L’operazione fa parte della revisione strategica lanciata dal gruppo francese all'inizio del 2025 e che, in tempi recenti, ha portato, per esempio, all’espansione nel continente africano, con gli ingressi in Ghana ed Etiopia
Ieri, 12 febbraio, il big francese ha annunciato la vendita o, meglio, trattative esclusive, per la cessione delle attività al colosso Paval Holding (finanza e partecipazioni, real estate, distribuzione al dettaglio), sulla base di un valore d’impresa di 823 milioni di euro, a fronte di ricavi netti, al 31 dicembre 2025, di 2.770 milioni di euro....ma anche di un indebitamento di 308 milioni di euro.
L’acquirente è il veicolo d'investimento della famiglia Paval, che possiede, fra le moltissime attività, anche Dedeman, il leader nazionale del bricolage, con una rete di 65 punti vendita per un fatturato di circa 12 miliardi di Leu (2,3 miliardi di euro).

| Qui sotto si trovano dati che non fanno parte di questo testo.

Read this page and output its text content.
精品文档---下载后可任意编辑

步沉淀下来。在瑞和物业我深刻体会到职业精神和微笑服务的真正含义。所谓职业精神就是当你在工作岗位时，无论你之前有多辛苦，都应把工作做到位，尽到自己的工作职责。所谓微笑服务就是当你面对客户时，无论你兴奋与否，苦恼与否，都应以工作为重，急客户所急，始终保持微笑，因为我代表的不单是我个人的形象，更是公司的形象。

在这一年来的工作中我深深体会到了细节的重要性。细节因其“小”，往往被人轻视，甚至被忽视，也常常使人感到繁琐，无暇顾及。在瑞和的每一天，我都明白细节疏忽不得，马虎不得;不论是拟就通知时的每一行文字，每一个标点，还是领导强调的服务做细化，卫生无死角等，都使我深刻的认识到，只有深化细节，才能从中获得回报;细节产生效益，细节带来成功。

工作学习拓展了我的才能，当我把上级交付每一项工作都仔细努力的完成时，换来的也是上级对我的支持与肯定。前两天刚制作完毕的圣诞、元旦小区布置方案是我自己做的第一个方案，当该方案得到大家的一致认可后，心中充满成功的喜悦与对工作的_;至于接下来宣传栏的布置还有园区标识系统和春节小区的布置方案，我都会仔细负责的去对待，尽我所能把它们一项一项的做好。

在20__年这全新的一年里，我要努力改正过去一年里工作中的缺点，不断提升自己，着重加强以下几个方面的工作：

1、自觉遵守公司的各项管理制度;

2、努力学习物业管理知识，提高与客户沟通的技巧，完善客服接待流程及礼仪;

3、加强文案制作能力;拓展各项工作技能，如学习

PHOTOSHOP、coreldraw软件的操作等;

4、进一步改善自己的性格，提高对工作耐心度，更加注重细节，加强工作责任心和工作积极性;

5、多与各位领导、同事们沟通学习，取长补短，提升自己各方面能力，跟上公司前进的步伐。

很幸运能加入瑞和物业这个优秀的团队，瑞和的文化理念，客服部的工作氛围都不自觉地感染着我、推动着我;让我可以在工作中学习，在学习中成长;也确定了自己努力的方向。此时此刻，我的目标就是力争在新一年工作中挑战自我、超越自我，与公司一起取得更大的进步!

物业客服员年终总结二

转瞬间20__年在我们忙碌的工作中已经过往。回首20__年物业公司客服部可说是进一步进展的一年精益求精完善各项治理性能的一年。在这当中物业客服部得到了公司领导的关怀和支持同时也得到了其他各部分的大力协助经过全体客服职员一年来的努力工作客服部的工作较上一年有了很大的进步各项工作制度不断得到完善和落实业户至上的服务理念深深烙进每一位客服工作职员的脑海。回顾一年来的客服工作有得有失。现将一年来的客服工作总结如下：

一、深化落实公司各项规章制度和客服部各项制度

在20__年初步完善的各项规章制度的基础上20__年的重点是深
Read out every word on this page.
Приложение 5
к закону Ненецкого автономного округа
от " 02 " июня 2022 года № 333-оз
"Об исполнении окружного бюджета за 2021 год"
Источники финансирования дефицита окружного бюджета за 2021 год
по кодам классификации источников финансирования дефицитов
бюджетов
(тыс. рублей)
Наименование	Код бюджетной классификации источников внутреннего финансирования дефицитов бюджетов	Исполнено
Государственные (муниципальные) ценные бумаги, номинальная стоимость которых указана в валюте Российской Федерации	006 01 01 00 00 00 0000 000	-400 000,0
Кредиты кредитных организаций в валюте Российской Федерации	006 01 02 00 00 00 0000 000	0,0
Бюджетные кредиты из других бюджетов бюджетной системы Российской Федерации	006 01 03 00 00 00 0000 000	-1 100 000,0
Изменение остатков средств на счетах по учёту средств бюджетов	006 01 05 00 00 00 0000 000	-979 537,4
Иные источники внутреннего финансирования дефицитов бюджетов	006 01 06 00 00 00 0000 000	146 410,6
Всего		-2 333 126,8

Carrefour Romania gestisce, in loco, 55 ipermercati, 191 supermercati, 202 liberi servizi e 30 discount e ha generato vendite lorde (Iva inclusa) di 3,2 miliardi di euro, i quali rappresentano il 3,5% del totale consolidato.
Il completamento dell’operazione, che rimane soggetta alle consuete autorizzazioni regolatorie, dovrebbe avvenire nel secondo semestre del 2026.

Dedeman è leader del brico in Romania, dove conta 65 grandi centri (Foto di Otilia Burcut - Own work, Wikipedia.org)
Secondo Alexandre Bompard, Pdg di Carrefour, questa cessione «conferma i buoni progressi della revisione del portafoglio avviata nel 2025.
«A seguito delle principali transazioni, completate negli ultimi dodici mesi, in particolare l'acquisizione di quote di minoranza di Carrefour Brasile (deal che ha portato alla conquista del 100% del capitale di Atacadão, ndr) e la vendita di Carrefour Italia, il gruppo sta perseguendo la propria trasformazione e si sta concentrando su tre aree chiave», fra le quali, presumibilmente, la stessa Francia e il Sudamerica.
«Mercoledì prossimo (18 febbraio) presenteremo – ha anticipato Bompard - i pilastri chiave del nostro nuovo piano strategico».
L’avventura rumena di Carrefour è durata 25 anni, dal 2001 a oggi, e ha portato, nel 2016, all’acquisto, da Rewe, di 86 punti vendita sotto insegna Billa, poi convertiti in altrettanti Carrefour Market.
Ancora nel 2023 la multinazionale d’Oltralpe ha rilevato, nel Paese rumeno, una corposa schiera di attività, fra gli ipermercati Cora e i Supermercati Match.